9) Message boards : Number crunching : I think we should restrict work units (Message 13380)
Posted 15 Apr 2006 by YeshuaAgapao
Post:
My cache is set to MAX on all 3 machines for LHC because it usually don't have work and it takes less than 2 days for it to run out and 1 machine is usually not connected (alienware laptop), my old dell is on crappy internet (semibraodband cellphone modem competing with file sharing), and the other one is at work so its got a good connection. LHC is at 15% for me but its struggling to reach 10% of my total credit because it don't always have work. Oh yeah one trick to force your boinc to dowload the most possible LHC workunits is to suspend all other projects, update on LHC, then resume all the other projects. Sometimes on a one or two day window when LHC has work, boinc dont want to download any. THe suspend-download-resume trick works really well and LHC's short deadlines means they get crunched first, and I don't care if I can't complete all the QMC work on time.

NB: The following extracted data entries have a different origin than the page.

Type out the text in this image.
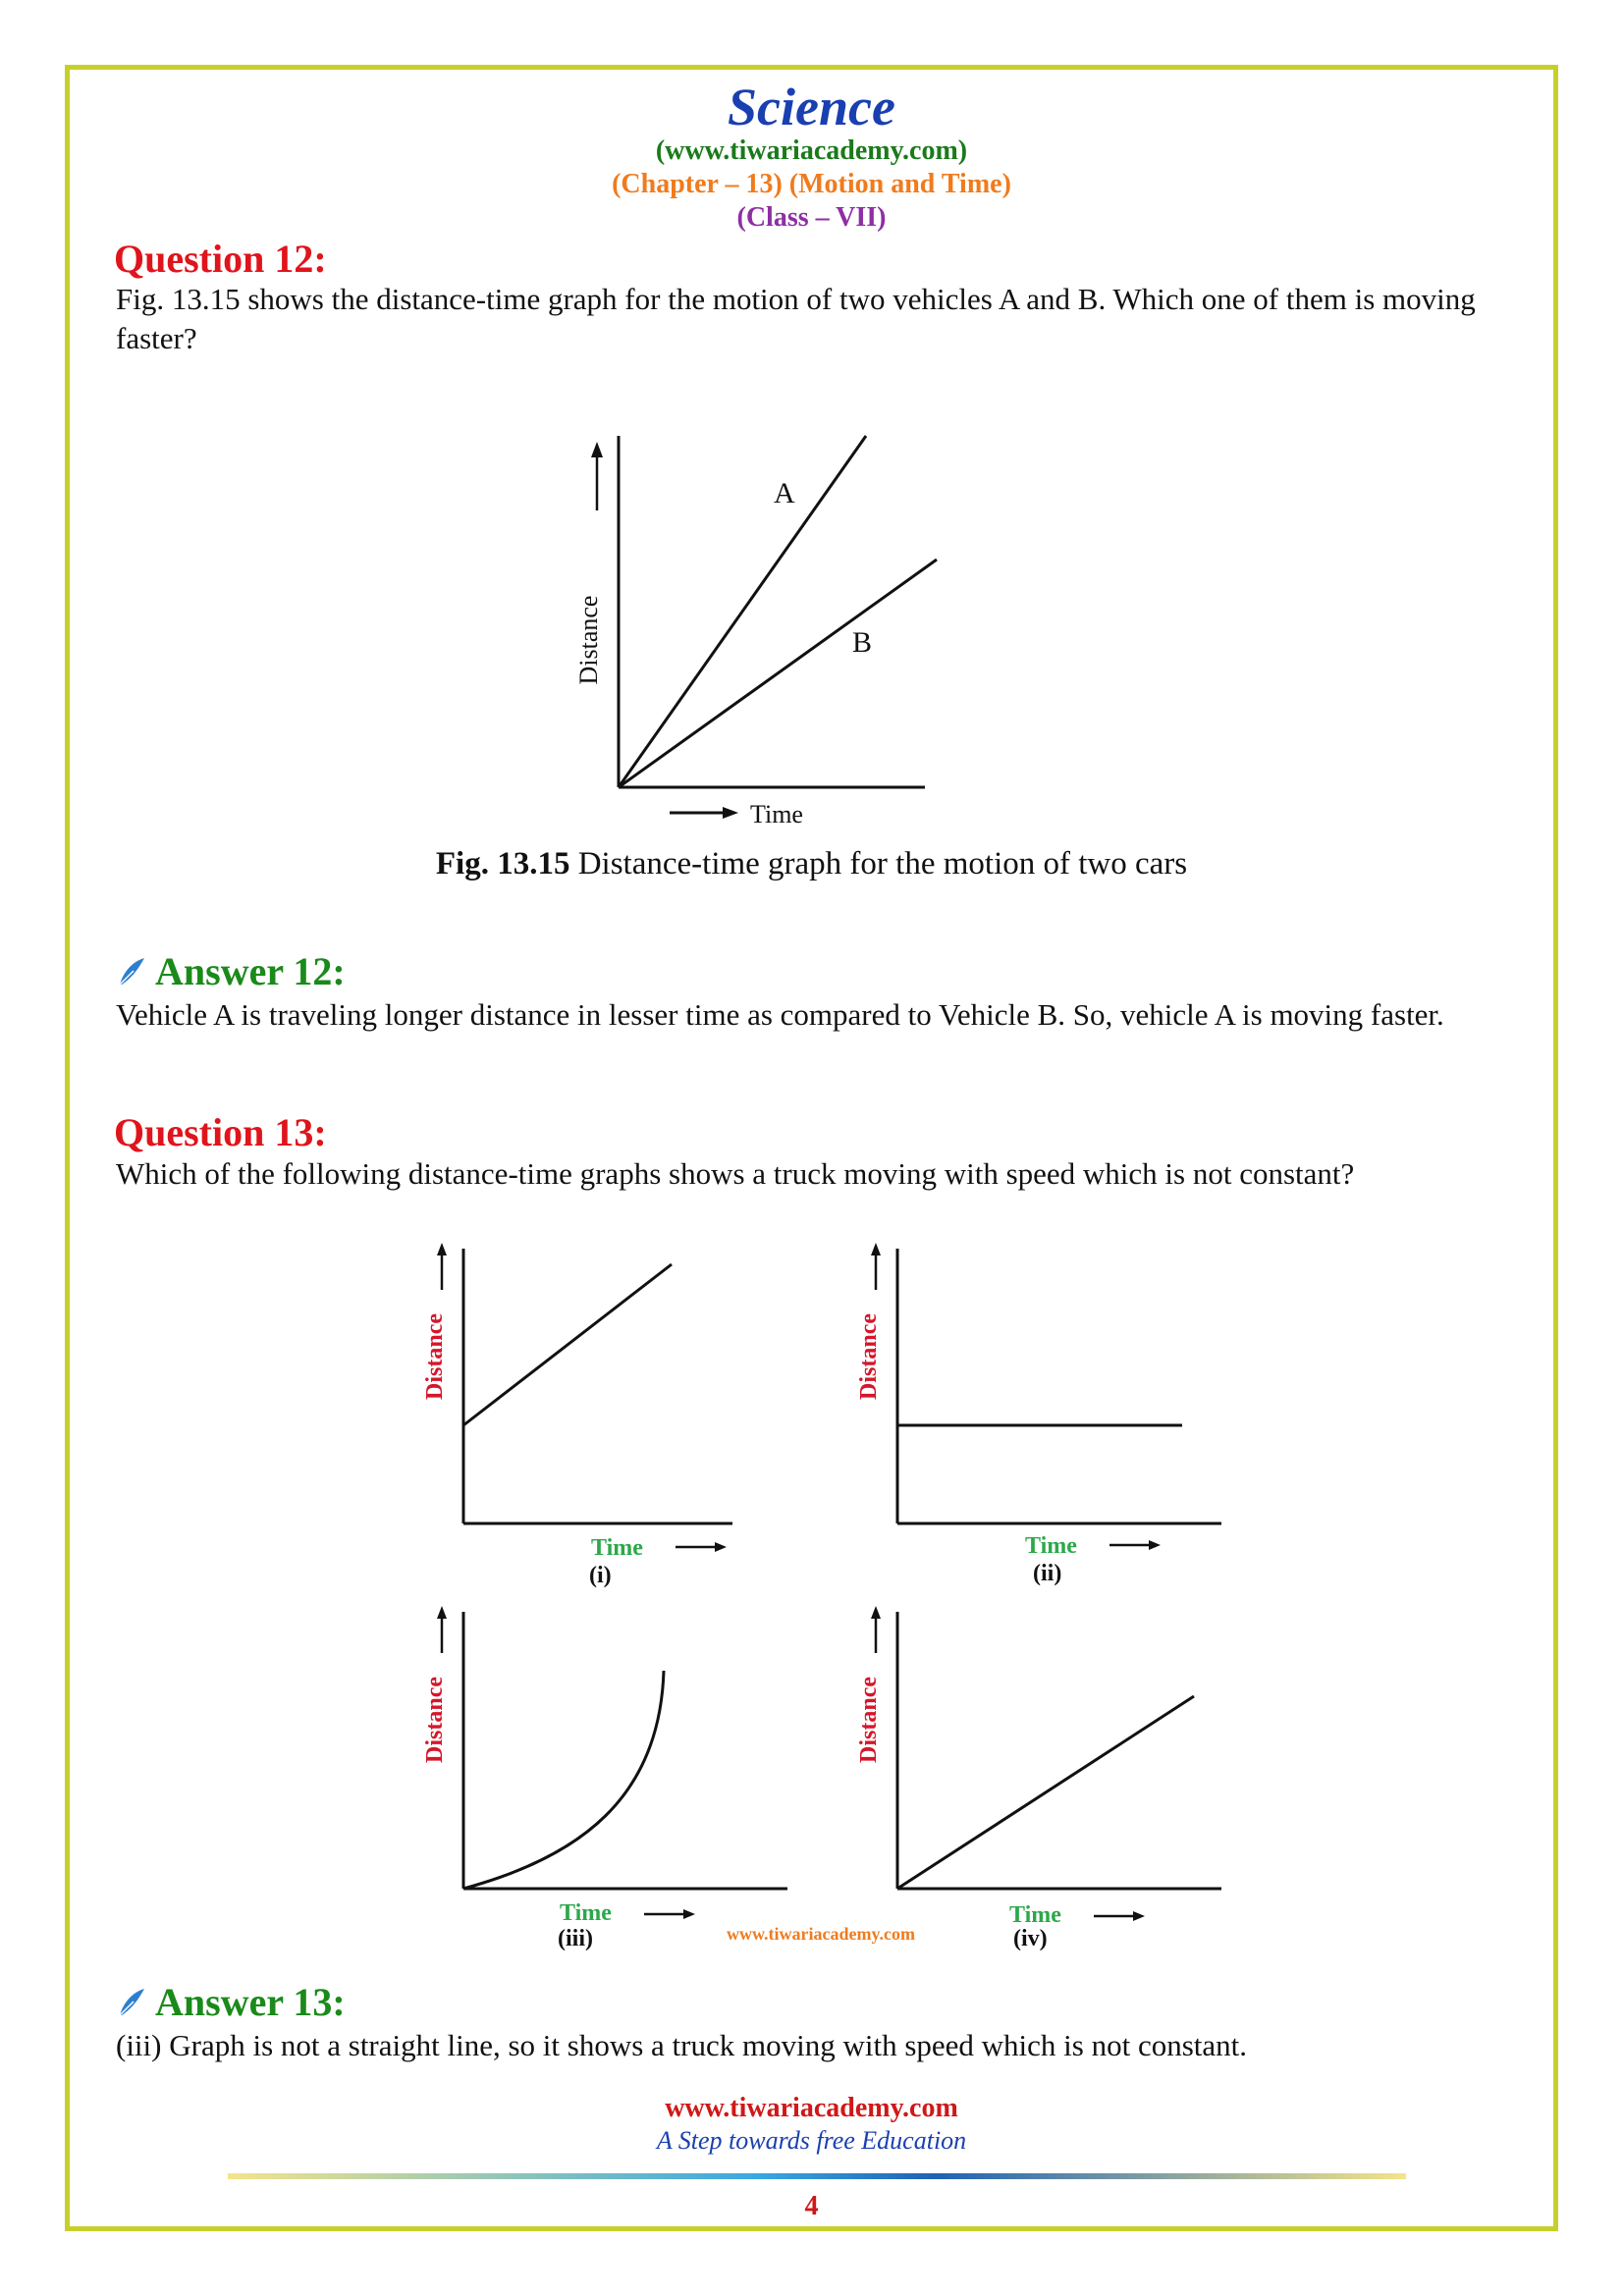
Science
(www.tiwariacademy.com)
(Chapter – 13) (Motion and Time)
(Class – VII)
Question 12:
Fig. 13.15 shows the distance-time graph for the motion of two vehicles A and B. Which one of them is moving faster?
A
B
Distance
Time
Fig. 13.15 Distance-time graph for the motion of two cars
Answer 12:
Vehicle A is traveling longer distance in lesser time as compared to Vehicle B. So, vehicle A is moving faster.
Question 13:
Which of the following distance-time graphs shows a truck moving with speed which is not constant?
Distance
Time
(i)
Distance
Time
(ii)
Distance
Time
(iii)	www.tiwariacademy.com
Distance
Time
(iv)
Answer 13:
(iii) Graph is not a straight line, so it shows a truck moving with speed which is not constant.
www.tiwariacademy.com
A Step towards free Education
4
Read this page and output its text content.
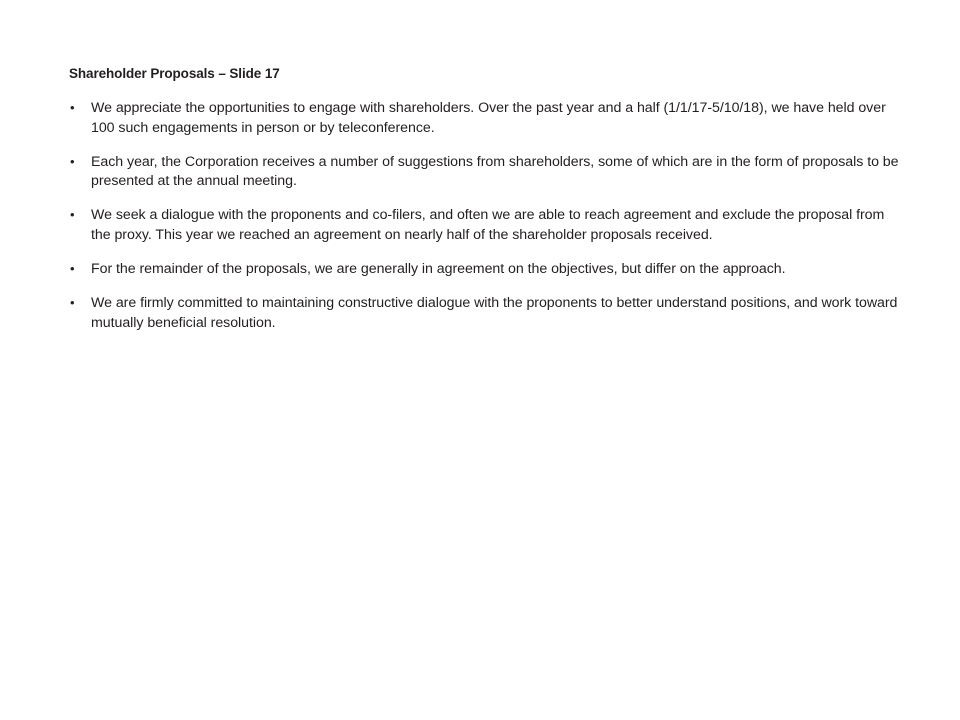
Shareholder Proposals – Slide 17
• We appreciate the opportunities to engage with shareholders. Over the past year and a half (1/1/17-5/10/18), we have held over 100 such engagements in person or by teleconference.
• Each year, the Corporation receives a number of suggestions from shareholders, some of which are in the form of proposals to be presented at the annual meeting.
• We seek a dialogue with the proponents and co-filers, and often we are able to reach agreement and exclude the proposal from the proxy. This year we reached an agreement on nearly half of the shareholder proposals received.
• For the remainder of the proposals, we are generally in agreement on the objectives, but differ on the approach.
• We are firmly committed to maintaining constructive dialogue with the proponents to better understand positions, and work toward mutually beneficial resolution.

On all other projects except the CPDN ones only the alienware laptop is set to MAX. I also shut down (suspended) QMC because they lie to BOINC about crunch times, making your boinc crunch nearly 2 weeks straight on NDF mode even on a non-maxCache machine (their workunits take 40 hours not 15 or 20). I might turn QMC back on in a few weeks but if they send 8 40-hour work units again i probably will abort most of them and only crunch 2 or 3 of them.

Ufuids is having problems and is only serving a masters thesis. Their database crash made me lose out on credit for 12 WUs - 5+2+5 for each machine - and they take 15 hours each to crunch.